Il prefetto Zappalorto commenta l’esito del Comitato per l’ordine e la sicurezza, che ha presieduto via online perché in quarantena. Il Comitato è quello convocato per ieri in tutt’Italia dal ministero dell’Interno, che ha chiesto a tutti i prefetti di fare il punto sull’emergenza Covid nei propri territori e di sollecitare, se necessario, ordinanze anti-assembramenti dei sindaci, che hanno l’autorità per chiudere singole piazze della movida, parchi o litorali troppo affollati. Sorvegliato speciale: il weekend.

Pericolo weekend

«Sulla possibilità che i sindaci prendano autonomamente iniziative di chiusura nutro seri dubbi», commenta ancora il prefetto, «vedo che Zaia sta provando a convincerli.
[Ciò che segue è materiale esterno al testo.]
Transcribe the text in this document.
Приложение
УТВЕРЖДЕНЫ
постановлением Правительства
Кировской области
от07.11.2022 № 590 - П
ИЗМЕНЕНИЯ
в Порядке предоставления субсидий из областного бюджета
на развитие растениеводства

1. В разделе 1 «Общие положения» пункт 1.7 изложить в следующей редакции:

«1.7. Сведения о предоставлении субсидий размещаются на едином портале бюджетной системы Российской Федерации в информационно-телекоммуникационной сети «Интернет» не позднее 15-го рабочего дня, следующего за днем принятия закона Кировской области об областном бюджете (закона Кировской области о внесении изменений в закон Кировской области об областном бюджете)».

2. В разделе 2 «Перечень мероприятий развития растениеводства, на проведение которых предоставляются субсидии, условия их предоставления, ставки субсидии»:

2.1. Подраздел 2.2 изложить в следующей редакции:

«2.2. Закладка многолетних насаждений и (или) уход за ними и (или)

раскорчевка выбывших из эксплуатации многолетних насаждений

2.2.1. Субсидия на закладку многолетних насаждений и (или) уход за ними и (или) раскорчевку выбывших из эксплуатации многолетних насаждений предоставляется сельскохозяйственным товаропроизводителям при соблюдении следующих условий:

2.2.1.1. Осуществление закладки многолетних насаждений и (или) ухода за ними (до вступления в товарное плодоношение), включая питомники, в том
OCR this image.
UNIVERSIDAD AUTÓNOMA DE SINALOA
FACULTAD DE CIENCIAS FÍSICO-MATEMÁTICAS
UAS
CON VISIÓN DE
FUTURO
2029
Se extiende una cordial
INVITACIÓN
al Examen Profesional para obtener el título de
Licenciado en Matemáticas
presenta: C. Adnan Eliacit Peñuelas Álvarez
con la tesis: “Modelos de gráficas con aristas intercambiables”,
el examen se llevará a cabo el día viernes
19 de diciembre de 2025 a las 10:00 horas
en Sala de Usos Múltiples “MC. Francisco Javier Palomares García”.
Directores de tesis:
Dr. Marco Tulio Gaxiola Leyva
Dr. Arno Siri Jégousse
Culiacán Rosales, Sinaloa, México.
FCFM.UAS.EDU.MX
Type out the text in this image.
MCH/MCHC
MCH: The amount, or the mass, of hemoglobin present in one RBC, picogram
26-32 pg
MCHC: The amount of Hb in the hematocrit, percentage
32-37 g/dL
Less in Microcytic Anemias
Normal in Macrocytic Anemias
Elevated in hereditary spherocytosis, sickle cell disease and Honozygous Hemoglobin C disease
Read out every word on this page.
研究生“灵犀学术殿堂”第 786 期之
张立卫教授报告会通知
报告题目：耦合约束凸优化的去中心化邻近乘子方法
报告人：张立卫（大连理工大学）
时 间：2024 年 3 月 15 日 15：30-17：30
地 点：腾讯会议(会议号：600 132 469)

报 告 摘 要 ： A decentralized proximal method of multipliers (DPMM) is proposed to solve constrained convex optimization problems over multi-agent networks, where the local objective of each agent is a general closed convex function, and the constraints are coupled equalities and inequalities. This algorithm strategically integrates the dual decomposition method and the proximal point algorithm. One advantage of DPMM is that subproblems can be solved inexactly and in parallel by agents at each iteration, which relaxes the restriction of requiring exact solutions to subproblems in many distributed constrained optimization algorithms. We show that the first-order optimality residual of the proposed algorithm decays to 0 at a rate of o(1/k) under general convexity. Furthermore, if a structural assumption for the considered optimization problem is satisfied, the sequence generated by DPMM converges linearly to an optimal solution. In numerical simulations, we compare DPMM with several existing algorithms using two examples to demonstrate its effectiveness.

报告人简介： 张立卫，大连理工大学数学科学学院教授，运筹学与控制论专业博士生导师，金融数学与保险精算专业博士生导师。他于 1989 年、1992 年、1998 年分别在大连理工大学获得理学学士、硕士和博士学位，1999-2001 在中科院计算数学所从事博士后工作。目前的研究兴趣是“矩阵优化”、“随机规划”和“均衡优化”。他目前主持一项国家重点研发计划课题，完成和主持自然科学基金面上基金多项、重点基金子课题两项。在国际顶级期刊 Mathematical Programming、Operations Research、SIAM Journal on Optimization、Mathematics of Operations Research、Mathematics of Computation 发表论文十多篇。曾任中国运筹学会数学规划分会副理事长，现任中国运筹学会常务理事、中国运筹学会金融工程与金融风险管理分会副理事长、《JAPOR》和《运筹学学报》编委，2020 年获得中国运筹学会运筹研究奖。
Speriamo riesca». Nella sostanza, si augura che sia la Regione a stabilire nuove restrizioni nei movimenti dei cittadini, pur essendo favorevole anche a singoli interventi dei sindaci per eventuali chiusure di strade e piazze. Al momento, però, prevale l’attesa per la nuova ordinanza regionale, che il presidente Zaia sta concordando con i colleghi di Friuli Venezia Giulia ed Emilia Romagna, per un intervento che sia il più possibile comune e che dovrebbe riguardare – secondo i rumors – limitazioni alla mobilità delle persone.